Summer friendlies and non-mandated tournaments need to stop says Collymore

Those two tournaments and the World Cup are arguably exceptions, but it’s the incessant summer friendlies and money-making games that are disrupting the equilibrium for players that can’t ever seem to get off the hamster wheel.

Former professional, Stan Collymore, has a simple enough solution.

“Darwin Nunez scored a hat trick on Wednesday and we’re only less than two weeks after the Premier League finished,” he said to CaughtOffside for his exclusive column.

“Other than for international tournaments, which tend to start mid June – as we’ve seen with the Euros and their equivalent – I think that we need to have a serious look at post-season friendlies and almost ban teams from going because for the amount of money they get (£2m-£5m a pop) I don’t think it’s financially worthwhile.

Stan Collymore is very unhappy with the amount of summer friendlies and tournaments played at present

“When people say ‘Oh, we’re breaking new markets,’ no you’re not. You’re just going for a little greedy couple of million pounds payout, which which will go into the coffers.
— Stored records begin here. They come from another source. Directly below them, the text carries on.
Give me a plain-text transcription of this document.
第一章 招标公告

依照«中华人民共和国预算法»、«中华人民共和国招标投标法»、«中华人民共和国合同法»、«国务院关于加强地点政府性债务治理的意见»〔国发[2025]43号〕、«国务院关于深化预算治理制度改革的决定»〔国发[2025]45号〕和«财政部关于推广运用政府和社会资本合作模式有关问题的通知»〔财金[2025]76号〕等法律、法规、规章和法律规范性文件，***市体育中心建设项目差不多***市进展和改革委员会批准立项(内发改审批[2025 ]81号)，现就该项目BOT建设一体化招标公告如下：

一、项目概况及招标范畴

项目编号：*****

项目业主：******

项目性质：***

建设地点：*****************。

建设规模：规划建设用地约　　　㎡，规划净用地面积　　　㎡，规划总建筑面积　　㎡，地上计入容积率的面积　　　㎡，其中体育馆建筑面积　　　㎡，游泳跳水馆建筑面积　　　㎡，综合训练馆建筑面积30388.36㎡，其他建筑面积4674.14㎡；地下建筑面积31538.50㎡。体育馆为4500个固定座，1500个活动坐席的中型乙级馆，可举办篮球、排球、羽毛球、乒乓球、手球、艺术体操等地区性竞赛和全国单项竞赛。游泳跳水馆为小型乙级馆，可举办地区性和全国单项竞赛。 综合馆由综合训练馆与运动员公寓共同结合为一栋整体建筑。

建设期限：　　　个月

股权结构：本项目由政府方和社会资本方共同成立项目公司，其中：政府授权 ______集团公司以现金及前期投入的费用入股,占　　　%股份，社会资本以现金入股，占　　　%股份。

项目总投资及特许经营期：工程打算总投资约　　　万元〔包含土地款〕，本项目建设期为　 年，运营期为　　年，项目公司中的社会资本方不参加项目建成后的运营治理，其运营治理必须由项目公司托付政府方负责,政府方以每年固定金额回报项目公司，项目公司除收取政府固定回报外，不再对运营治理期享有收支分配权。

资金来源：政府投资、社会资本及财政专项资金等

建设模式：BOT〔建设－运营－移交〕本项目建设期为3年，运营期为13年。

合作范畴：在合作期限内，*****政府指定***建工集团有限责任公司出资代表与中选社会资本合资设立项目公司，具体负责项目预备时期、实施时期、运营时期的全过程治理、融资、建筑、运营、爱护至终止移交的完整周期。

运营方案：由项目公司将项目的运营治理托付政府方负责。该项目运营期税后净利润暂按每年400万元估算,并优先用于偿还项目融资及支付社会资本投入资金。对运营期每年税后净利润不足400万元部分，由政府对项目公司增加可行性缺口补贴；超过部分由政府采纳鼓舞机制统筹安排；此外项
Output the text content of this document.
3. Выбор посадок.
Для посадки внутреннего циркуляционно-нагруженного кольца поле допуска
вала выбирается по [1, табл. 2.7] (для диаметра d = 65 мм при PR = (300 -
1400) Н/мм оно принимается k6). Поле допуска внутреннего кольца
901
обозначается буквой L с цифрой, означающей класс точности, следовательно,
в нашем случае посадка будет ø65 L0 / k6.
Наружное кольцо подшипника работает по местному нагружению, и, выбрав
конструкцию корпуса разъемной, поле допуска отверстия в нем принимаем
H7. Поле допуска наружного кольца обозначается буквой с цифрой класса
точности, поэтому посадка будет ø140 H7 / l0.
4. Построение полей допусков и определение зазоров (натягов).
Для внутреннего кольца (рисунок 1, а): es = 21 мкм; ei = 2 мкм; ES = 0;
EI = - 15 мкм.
“I think that any games in the domestic leagues, the Champions League and all European football should be done by the end of May. That can be done. The FA Cup could be in the middle or towards the end of May, and then, like what used to happen with teams winning the European Cup, they’d literally get on a flight and go the next Wednesday or the next Saturday.

“There should be a moratorium for end of season friendlies and pre-season friendlies. The calendar should stop at a certain point and proper breaks put in.

“When there is no mandated European Championship or World Cup tournament, or if you are not included in those squads for those tournaments, you get four to six weeks off. No exceptions, no tours, no nothing.

“All of the superfluous tournaments, lucrative games and the Nations League would be scrapped.”



As someone who has played professional football at the elite level, Collymore knows what he’s talking about, and if clubs are going to continue going after the pound note, then they also have to accept that, when they arrive at the business end of the following season, some of their players will be too tired to perform at their best.

Unless players make a real stand and refuse to play in these nonsensical matches, then they’ll only continue lining the pockets of those whose only interest is to get rich quick.